One claim is that exercise helps generate new brain cells, and a second claim is that it strengthens connections between those cells.
Look for a book by Dr. John Ratey (Assoc. Prof. Psychiatry, Harvard Medical School), "Spark: The Revolutionary New Science of Exercise and the Brain".
I've heard that constant reading and learning and mentally challenging yourself keeps the brain generating new cells, and keeps the brain sharp. I've read some studies, maybe I can find them. I don't know how physical excersize would though.
I don't know about new cells, but exercise can't hurt maintenance of existing cells. Which is enough reason for me to exercise.
Even better, I think short-term gains are considerable.
On a related matter, I remember reading about studies which indicate physical activity (in addition to emotional/human contact) being essential (not just "preferable") in brain development during childhood.
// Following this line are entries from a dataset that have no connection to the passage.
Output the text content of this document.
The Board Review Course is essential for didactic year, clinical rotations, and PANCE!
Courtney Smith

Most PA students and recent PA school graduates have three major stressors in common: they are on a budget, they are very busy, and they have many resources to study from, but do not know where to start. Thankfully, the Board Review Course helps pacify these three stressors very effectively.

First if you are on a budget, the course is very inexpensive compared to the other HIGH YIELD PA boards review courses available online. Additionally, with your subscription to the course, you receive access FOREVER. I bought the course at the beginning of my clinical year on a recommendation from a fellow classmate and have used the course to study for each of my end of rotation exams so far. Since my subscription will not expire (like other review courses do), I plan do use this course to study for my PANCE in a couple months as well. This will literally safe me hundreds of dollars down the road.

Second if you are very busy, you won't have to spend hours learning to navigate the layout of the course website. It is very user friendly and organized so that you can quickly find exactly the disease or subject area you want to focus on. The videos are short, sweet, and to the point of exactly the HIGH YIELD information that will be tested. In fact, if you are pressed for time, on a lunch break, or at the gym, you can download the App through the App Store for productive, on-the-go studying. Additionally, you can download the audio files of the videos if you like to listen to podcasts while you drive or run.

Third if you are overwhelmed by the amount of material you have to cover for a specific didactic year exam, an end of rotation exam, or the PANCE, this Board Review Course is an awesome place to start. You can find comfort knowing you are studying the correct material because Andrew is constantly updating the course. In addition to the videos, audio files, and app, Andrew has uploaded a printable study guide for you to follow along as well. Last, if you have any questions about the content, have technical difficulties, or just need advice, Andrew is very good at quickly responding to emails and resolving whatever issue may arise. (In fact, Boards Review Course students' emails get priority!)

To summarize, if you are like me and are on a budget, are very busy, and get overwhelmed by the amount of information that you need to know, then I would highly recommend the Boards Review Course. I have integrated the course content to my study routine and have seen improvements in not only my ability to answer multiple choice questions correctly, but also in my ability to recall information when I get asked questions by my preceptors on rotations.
I haven't seen the studies on that, but I would imagine the same way mental exercises would help, but maintaining or strengthening the pathways for motor function, coordination, sensory input, etc. Or, perhaps they're just referring to generally maintaining good health...better blood flow and nutrient utilization for all cells, including those in the brain. It's an interesting point.
Moderate exercise can improve one's hormones and mood. Married men also tend to do better in general. Sex between a close couple tends to improve people's hormone balance better than masterbation or sex with strangers.
An MRI study showed that the more intelligent the person, the less work their brain did going from A to B. They don't get hung up on tangential subjects as someone with an emotional difficulty or chemical imbalance might. Instead, they are focused in the moment, and apparently so are their body functions.
I would agree it can't hurt. I wouldn't give up continued mental activity for physical in hopes of maintaining mental acuity, however. Think Stephen Hawkings.
Certainly, use of the brain stimulates 'connectivity'. I think it helps the brain develop just as exercise helps muscles develop. Basically, it's a case of ,use it or lose it'.
Anyway, according to the article I was reading, each time a muscle tenses and relaxes, chemicals are released into the body (I assume through the circulatory system). One of the chemicals is the protein IGF-1, which apparently facilitates the production of "neurotrophic factors".
One particular neurotrophic factor, brain-derived neurotrophic factor (BDNF), prompts brain cells to reproduce rapidly.
People who exercise have higher levels of neurotrophins.
So exercise and mental activities such as"constant reading and learning and mentally challenging yourself keeps the brain generating new cells, and keeps the brain sharp." I think my paternal grandfather is a great example. He was a voracious reader and was mentally sharp up through his last year at age 103 yrs.
Exercise and diet for the mind/brain
More studies showing that exercise is beneficial to maintaining a sharp mind or mitigating deterioration.
Memory: Forgetting Is the New Normal
Not only exercise but diet -
I love blueberries, blackberries and raspberries!